In another striking contrast with previous Bersih rallies in 2011 and 2012 — which saw a high ethnic Malay turnout, with supporters of the Islamist PAS party mobilizing — this time around, PAS, which has left the opposition coalition, did not endorse the rally.
Only 23% of the 60% ethnic Malay majority population supported the rally, versus 81% of the economically-influential Chinese-Malaysians, according to the Merdeka Center survey. Those numbers were borne out on the day, with the majority of the crowd appearing to be Chinese-Malaysians, who make up around a quarter of the population of Malaysia.
Posters threatening violence against Chinese-Malaysians were left at the Kuala Lumpur headquarters of the DAP on Aug. 28, prompting the DAP to report the incident to the police. “We do not know yet who was responsible for those posters,” said DAP press officer Medaline Chang.
The protest reflects an ethnic divide caused by decades-long affirmative action policies — known as bumiputra — by the government, which gives preferential treatment to the Malay-majority in areas from scholarships to job opportunities. Only 26% of public servants backed the demonstration, against 57% of private sector workers, according to the poll.
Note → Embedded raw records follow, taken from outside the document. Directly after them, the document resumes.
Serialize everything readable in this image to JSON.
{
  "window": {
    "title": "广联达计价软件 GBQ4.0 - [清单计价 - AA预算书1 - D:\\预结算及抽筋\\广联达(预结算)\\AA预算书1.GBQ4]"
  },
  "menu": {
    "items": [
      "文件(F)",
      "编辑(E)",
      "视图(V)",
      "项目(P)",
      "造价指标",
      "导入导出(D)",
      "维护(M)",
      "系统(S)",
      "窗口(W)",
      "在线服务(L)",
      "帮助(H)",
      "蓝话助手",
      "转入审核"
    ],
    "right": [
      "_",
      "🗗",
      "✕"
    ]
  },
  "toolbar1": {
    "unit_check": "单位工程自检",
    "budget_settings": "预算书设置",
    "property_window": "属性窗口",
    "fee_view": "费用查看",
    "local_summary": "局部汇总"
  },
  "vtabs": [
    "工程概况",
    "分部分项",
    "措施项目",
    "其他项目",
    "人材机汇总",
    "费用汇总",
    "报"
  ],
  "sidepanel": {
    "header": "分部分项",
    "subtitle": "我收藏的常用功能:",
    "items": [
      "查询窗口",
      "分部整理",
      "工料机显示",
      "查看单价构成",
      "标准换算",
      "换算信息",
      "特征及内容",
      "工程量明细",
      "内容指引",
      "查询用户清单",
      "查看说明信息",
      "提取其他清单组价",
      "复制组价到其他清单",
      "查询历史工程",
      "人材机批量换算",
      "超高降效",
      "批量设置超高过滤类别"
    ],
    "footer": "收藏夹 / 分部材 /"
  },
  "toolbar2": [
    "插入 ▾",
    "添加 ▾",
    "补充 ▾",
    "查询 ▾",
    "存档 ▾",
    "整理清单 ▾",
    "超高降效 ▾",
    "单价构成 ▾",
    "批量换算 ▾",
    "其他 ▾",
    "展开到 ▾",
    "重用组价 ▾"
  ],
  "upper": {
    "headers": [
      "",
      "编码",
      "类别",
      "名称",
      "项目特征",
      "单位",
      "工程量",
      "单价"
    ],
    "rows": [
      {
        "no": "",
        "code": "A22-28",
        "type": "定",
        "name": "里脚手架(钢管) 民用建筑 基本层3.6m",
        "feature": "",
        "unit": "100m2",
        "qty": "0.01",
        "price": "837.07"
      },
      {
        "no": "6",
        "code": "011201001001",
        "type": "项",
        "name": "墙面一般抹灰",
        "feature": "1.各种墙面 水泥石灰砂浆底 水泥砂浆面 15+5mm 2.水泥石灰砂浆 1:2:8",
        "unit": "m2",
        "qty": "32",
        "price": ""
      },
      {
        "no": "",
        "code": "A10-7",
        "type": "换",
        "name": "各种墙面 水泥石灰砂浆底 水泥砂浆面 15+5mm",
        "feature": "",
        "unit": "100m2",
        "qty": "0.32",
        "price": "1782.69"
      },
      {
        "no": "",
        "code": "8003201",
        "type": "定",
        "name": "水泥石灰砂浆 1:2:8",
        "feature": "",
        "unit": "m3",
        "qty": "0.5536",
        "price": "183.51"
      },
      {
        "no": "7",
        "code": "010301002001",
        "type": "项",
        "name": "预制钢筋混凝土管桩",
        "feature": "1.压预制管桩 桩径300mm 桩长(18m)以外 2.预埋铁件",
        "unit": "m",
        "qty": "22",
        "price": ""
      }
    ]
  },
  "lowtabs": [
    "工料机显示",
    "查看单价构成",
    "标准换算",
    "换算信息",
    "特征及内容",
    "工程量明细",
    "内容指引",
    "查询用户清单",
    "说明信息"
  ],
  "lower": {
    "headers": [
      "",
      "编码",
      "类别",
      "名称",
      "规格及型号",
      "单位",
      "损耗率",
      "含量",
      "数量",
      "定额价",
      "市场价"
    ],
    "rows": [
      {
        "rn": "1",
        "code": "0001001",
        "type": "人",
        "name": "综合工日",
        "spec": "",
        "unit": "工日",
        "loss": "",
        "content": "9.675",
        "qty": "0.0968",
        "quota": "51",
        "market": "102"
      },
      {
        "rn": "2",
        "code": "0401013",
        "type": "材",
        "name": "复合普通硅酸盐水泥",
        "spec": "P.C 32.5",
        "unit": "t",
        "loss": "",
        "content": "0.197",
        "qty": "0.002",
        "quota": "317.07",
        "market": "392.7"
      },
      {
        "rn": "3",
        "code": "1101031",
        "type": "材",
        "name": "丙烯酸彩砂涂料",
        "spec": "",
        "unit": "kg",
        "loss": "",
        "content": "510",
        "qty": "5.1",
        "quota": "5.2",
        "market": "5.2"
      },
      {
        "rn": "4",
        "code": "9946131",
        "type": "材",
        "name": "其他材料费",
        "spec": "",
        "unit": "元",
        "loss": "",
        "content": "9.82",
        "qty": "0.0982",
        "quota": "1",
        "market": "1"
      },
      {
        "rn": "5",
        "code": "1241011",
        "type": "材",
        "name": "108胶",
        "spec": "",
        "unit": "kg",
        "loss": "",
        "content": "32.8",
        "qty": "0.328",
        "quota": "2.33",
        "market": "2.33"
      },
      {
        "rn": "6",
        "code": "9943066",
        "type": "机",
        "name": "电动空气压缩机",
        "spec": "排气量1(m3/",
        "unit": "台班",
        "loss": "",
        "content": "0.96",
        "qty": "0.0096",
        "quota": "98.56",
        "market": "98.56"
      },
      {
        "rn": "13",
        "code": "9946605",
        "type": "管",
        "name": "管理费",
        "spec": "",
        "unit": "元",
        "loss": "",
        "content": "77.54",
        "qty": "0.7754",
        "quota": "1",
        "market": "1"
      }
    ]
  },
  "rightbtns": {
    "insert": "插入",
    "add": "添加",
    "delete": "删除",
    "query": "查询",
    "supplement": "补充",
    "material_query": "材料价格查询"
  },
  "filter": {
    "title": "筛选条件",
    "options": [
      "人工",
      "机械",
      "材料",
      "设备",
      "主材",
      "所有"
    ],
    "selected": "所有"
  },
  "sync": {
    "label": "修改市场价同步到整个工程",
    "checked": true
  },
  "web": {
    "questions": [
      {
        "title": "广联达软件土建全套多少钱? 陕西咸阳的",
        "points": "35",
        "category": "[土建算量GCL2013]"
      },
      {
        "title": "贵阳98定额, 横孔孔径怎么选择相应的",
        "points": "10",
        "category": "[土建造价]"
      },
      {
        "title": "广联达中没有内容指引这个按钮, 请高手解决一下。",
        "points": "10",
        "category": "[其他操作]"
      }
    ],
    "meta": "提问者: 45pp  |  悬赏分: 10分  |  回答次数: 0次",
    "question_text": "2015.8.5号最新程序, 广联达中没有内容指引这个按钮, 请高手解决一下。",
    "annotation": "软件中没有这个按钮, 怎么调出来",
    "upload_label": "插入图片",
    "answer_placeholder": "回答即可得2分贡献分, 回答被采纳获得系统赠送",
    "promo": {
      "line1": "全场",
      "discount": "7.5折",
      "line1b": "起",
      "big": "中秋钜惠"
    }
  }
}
Malays who fear the loss of advantages they currently enjoy if those policies are abolished want UMNO to remain in power even if they are dissatisfied with the current leaders.
A former employee of a state-owned company said the country is “heading in the wrong direction” because of “unscrupulous leaders” within UMNO. The Malay man, aged 57, told the NAR he wanted to see continuity of the present government but without the “top two,” referring to Najib and his deputy, Ahmad Zahid Hamidi.
Najib’s fiercest Malay critic has been Mahathir Mohamed, himself an UMNO grandee who spent 22 years as prime minister, and who hand-picked Najib — himself a son of a former prime minister — as a successor. But Mahathir subsequently turned on his erstwhile protege.
“I think at some stage he has to go because today, he has undermined the legal system,” Mahathir said, referring to Najib’s earlier dismissal of the attorney-general.
Mahathir, who suppressed dissent and restricted freedom of assembly during his own two decades in office, surprised the demonstrators by briefly showing up at Merdeka Sq. at around 7pm on Aug. 29. Wearing his usual khaki, and not the bright yellow worn by the protestors, Mahathir’s appearance is likely to pile further pressure on the embattled Najib.